= Kla Party =

Thai political party

The Kla Party (พรรคกล้า, lit. 'Brave Party') is a political party in Thailand led by Korn Chatikavanij, a former member of the Democrat Party. In 2022, the party participated in the Bangkok metropolitan council election but failed to secure any seats, receiving 53,232 votes (2.32% of the total). On September 26, 2022, Korn Chatikavanij announced that the Kla Party had formed a political alliance with the Chart Pattana Kla Party to compete in the upcoming Thai general election in 2023. The Chart Pattana Kla Party currently has four members of parliament, while the Kla Party has none.

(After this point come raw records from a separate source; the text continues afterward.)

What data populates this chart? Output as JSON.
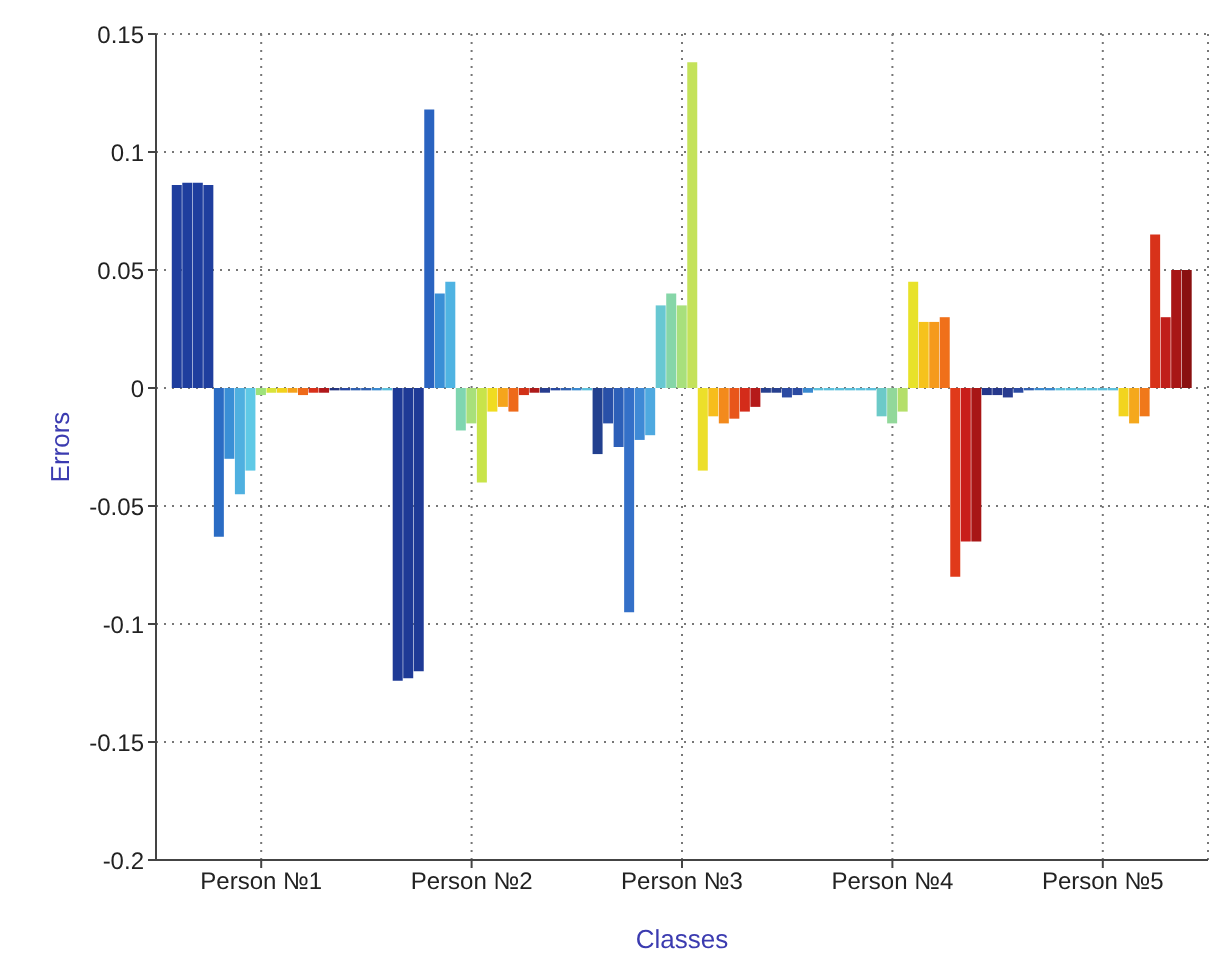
{
  "chart_data": {
    "type": "bar",
    "xlabel": "Classes",
    "ylabel": "Errors",
    "x": [
      0.6,
      0.65,
      0.7,
      0.75,
      0.8,
      0.85,
      0.9,
      0.95,
      1.0,
      1.05,
      1.1,
      1.15,
      1.2,
      1.25,
      1.3,
      1.35,
      1.4,
      1.45,
      1.5,
      1.55,
      1.6,
      1.65,
      1.7,
      1.75,
      1.8,
      1.85,
      1.9,
      1.95,
      2.0,
      2.05,
      2.1,
      2.15,
      2.2,
      2.25,
      2.3,
      2.35,
      2.4,
      2.45,
      2.5,
      2.55,
      2.6,
      2.65,
      2.7,
      2.75,
      2.8,
      2.85,
      2.9,
      2.95,
      3.0,
      3.05,
      3.1,
      3.15,
      3.2,
      3.25,
      3.3,
      3.35,
      3.4,
      3.45,
      3.5,
      3.55,
      3.6,
      3.65,
      3.7,
      3.75,
      3.8,
      3.85,
      3.9,
      3.95,
      4.0,
      4.05,
      4.1,
      4.15,
      4.2,
      4.25,
      4.3,
      4.35,
      4.4,
      4.45,
      4.5,
      4.55,
      4.6,
      4.65,
      4.7,
      4.75,
      4.8,
      4.85,
      4.9,
      4.95,
      5.0,
      5.05,
      5.1,
      5.15,
      5.2,
      5.25,
      5.3,
      5.35,
      5.4
    ],
    "values": [
      0.086,
      0.087,
      0.087,
      0.086,
      -0.063,
      -0.03,
      -0.045,
      -0.035,
      -0.003,
      -0.002,
      -0.002,
      -0.002,
      -0.003,
      -0.002,
      -0.002,
      -0.001,
      -0.001,
      -0.001,
      -0.001,
      -0.001,
      -0.001,
      -0.124,
      -0.123,
      -0.12,
      0.118,
      0.04,
      0.045,
      -0.018,
      -0.015,
      -0.04,
      -0.01,
      -0.008,
      -0.01,
      -0.003,
      -0.002,
      -0.002,
      -0.001,
      -0.001,
      -0.001,
      -0.001,
      -0.028,
      -0.015,
      -0.025,
      -0.095,
      -0.022,
      -0.02,
      0.035,
      0.04,
      0.035,
      0.138,
      -0.035,
      -0.012,
      -0.015,
      -0.013,
      -0.01,
      -0.008,
      -0.002,
      -0.002,
      -0.004,
      -0.003,
      -0.002,
      -0.001,
      -0.001,
      -0.001,
      -0.001,
      -0.001,
      -0.001,
      -0.012,
      -0.015,
      -0.01,
      0.045,
      0.028,
      0.028,
      0.03,
      -0.08,
      -0.065,
      -0.065,
      -0.003,
      -0.003,
      -0.004,
      -0.002,
      -0.001,
      -0.001,
      -0.001,
      -0.001,
      -0.001,
      -0.001,
      -0.001,
      -0.001,
      -0.001,
      -0.012,
      -0.015,
      -0.012,
      0.065,
      0.03,
      0.05,
      0.05
    ],
    "colors": [
      "#1f3e9e",
      "#1f3e9e",
      "#1f3e9e",
      "#1f3e9e",
      "#2b6cc4",
      "#3a8fd6",
      "#4fb0e0",
      "#5fc9e6",
      "#9ee27a",
      "#d8e33a",
      "#f2d21c",
      "#f5a21a",
      "#ee6a1a",
      "#d8301a",
      "#b0171a",
      "#23347f",
      "#2848a0",
      "#3060b0",
      "#3060b0",
      "#3a8ad0",
      "#5cc0dc",
      "#1e3a96",
      "#1e3a96",
      "#1e3a96",
      "#2a63c0",
      "#3a8fd6",
      "#4fb3e2",
      "#7fd6b0",
      "#a8e07a",
      "#c8e44a",
      "#f0dc20",
      "#f5a51c",
      "#ee6a1a",
      "#d23218",
      "#ad1a1a",
      "#273c8e",
      "#2848a0",
      "#3060b0",
      "#3a8ad0",
      "#5cc0dc",
      "#22408f",
      "#2950a8",
      "#2d5fb8",
      "#3470c8",
      "#3f8ad6",
      "#4ea9e0",
      "#68c8d2",
      "#86d6a8",
      "#a8e07c",
      "#c4e25a",
      "#ecdf2a",
      "#f7bd1c",
      "#f38a1c",
      "#e8561a",
      "#d42c1a",
      "#b51a1a",
      "#27408f",
      "#27408f",
      "#2b4aa2",
      "#2b4aa2",
      "#3a8ad0",
      "#5cc0dc",
      "#5cc0dc",
      "#5cc0dc",
      "#5cc0dc",
      "#5cc0dc",
      "#5cc0dc",
      "#6ccac8",
      "#92d89a",
      "#b4df6a",
      "#e8e22a",
      "#f6c21c",
      "#f59a1c",
      "#f0701a",
      "#e03a1a",
      "#c81e1a",
      "#a81616",
      "#24368a",
      "#26388c",
      "#283c90",
      "#2b4aa2",
      "#3060b0",
      "#3a8ad0",
      "#3a8ad0",
      "#5cc0dc",
      "#5cc0dc",
      "#5cc0dc",
      "#5cc0dc",
      "#5cc0dc",
      "#5cc0dc",
      "#f2d41e",
      "#f5a81c",
      "#f0781a",
      "#d8321a",
      "#c01e1a",
      "#a81616",
      "#8a1010"
    ],
    "xlim": [
      0.5,
      5.5
    ],
    "xticks": [
      {
        "value": 1,
        "label": "Person №1"
      },
      {
        "value": 2,
        "label": "Person №2"
      },
      {
        "value": 3,
        "label": "Person №3"
      },
      {
        "value": 4,
        "label": "Person №4"
      },
      {
        "value": 5,
        "label": "Person №5"
      }
    ],
    "ylim": [
      -0.2,
      0.15
    ],
    "yticks": [
      -0.2,
      -0.15,
      -0.1,
      -0.05,
      0,
      0.05,
      0.1,
      0.15
    ],
    "grid": true
  }
}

The Chart Pattana Kla Party only received 0.70% of the votes in 2019, indicating a decline in support since 2011. Korn Chatikavanij's popularity as a prime ministerial candidate is around 2.12% in recent polls, reaching a maximum of 3.78%. The party's agenda includes the legalization of gambling to stimulate the economy in Thailand. It is possible that other parties may join the alliance, considering the reduction of party-list candidates from 150 to 100 in September 2021. If fortunate, the Kla Party may win one seat in the 2023 election. Korn Chatikavanij is expected to lead the party as a prime ministerial candidate, but typically polls around 1.5% to 2.5% in popularity surveys.